Managing a healthcare provider network effectively requires the collaborative efforts of multiple teams working towards the same unified goal; it also requires that those teams have access to the same source of information. Working from a holistic, integrated platform with access to the same data in a single source of truth keeps teams in close collaboration, clearly defining roles and tasks so everyone is on the same page, and streamlining operations to ensure that work is being done on schedule and avoiding redundancy.

Truly optimized provider network management creates systems that reinforce multiple wins for all participants in the healthcare ecosystem: patients, providers, and plans alike.

Health provider networks require constant tending from before launch through the months and years after it goes live.

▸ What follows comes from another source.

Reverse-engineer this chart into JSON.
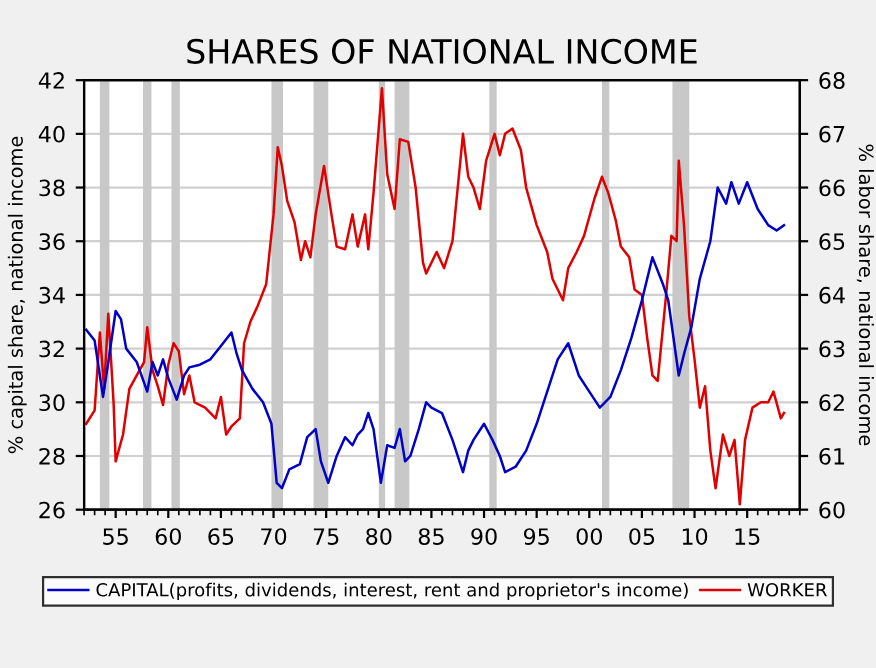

Planning for and building the credentialing process into the network development process early can help healthcare organizations reduce the administrative work required of their teams, streamline processes and reduce overhead. Once the network is launched, ongoing monitoring of networks and automated re-credentialing processes can help avoid potential roadblocks such as malpractice, licensure or sanctions and start proactive efforts to correct any issues. 

Truly optimized provider network management creates systems that reinforce multiple wins for all participants in the healthcare ecosystem: patients, providers, and plans alike. When doctors, nurses, and other professionals can focus on providing healthcare rather than bureaucracy and paperwork, they want to stay in the network. As a consequence, patients receive quality care, are satisfied, and stay in the plan rather than switch. And with satisfied patients and providers, health plans have a quality provider network that is in position to increase its share in the market.